The 47-year-old has a TikTok called CanadianFlowers with almost 11,000 followers. She says she is dedicated to helping others who are navigating their way through life after a vaccine injury.
“In the last 20 months, I’ve made contact with a lot of people through Tik Tok, and a bunch of vaccine injured people…I know so many, not so many. I’ve met a handful of people that are afraid to speak up. And that’s really sad,” she said.
“One lady I was speaking to, she was afraid to speak up even to her own family as to how bad it was. Her one doctor that she had seen had kind of brushed it under the table. And she was afraid to go back for a second opinion. Now, she did go back for a second opinion. She got the paperwork, and it has been sent in and her journey has begun with this.”
Others, Sakamoto said, seem to get stonewalled, by doctors who refuse to make the connection between the onset of symptoms and a COVID-19 vaccine.

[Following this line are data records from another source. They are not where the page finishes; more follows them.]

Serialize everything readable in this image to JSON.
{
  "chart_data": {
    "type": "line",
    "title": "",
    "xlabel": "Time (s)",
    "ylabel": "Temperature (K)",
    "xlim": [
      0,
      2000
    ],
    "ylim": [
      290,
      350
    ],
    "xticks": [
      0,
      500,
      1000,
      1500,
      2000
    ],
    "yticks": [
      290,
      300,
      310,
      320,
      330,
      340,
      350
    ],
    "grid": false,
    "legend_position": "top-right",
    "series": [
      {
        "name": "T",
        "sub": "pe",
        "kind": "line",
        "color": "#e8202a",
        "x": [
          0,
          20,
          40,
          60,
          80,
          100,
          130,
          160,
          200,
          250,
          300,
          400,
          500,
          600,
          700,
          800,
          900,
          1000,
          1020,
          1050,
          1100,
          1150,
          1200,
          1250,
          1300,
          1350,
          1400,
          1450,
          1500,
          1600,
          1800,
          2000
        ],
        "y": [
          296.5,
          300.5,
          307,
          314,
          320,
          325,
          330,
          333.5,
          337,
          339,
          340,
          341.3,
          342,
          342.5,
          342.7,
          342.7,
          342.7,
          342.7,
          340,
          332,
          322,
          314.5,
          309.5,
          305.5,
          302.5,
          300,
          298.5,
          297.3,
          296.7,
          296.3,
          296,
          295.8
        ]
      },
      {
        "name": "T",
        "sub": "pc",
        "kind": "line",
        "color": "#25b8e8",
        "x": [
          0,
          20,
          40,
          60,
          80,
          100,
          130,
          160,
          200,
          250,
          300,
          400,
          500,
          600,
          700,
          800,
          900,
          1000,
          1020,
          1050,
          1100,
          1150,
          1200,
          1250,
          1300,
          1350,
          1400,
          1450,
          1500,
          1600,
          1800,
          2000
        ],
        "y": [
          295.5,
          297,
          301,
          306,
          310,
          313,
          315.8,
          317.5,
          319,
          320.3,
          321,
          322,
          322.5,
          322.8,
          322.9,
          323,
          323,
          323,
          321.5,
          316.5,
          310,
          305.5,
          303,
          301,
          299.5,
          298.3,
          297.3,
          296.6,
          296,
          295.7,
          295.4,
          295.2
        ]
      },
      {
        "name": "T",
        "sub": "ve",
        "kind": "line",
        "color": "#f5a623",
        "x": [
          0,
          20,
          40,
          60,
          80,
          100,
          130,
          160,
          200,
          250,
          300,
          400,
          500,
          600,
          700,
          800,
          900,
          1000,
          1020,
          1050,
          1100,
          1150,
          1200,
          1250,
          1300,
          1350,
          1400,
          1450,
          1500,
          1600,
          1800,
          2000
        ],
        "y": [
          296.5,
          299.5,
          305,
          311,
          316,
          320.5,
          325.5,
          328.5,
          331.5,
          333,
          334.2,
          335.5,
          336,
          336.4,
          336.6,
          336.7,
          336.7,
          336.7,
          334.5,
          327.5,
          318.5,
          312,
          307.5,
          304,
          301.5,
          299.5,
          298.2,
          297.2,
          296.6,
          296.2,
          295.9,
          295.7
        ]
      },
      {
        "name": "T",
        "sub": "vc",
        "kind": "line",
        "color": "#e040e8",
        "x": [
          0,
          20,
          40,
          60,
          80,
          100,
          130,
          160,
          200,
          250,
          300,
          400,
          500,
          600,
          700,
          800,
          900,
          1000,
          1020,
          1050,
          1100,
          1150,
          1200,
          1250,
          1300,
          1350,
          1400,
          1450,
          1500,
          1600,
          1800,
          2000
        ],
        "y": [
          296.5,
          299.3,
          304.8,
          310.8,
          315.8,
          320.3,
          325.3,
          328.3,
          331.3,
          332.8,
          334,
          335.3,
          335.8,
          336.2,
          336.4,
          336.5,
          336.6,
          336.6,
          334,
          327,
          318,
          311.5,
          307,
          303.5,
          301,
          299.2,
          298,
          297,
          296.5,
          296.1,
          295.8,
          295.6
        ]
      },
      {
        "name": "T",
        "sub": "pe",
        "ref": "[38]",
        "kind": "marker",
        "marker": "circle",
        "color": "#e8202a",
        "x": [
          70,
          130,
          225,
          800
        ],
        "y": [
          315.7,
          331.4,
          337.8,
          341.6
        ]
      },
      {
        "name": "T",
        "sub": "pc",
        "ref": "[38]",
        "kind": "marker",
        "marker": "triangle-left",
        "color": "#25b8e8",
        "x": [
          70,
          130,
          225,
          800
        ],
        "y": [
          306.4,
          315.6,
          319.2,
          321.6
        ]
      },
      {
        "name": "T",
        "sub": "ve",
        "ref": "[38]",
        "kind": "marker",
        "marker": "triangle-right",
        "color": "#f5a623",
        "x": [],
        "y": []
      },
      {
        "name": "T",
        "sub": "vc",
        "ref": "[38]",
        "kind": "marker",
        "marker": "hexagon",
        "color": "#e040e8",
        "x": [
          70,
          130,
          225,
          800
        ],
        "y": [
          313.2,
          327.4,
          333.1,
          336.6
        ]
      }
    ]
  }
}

“I’m having people, a lot of people telling me they’re just getting stopped by the doctors, they’re going to their doctors with these claims. And the doctors are saying no, that’s not what did it,” Sakamoto said.
“I’m going to try and help people like me because we’re out there. I can’t do a lot. But I [can offer] moral support and a little bit of guidance. I can give my experience.”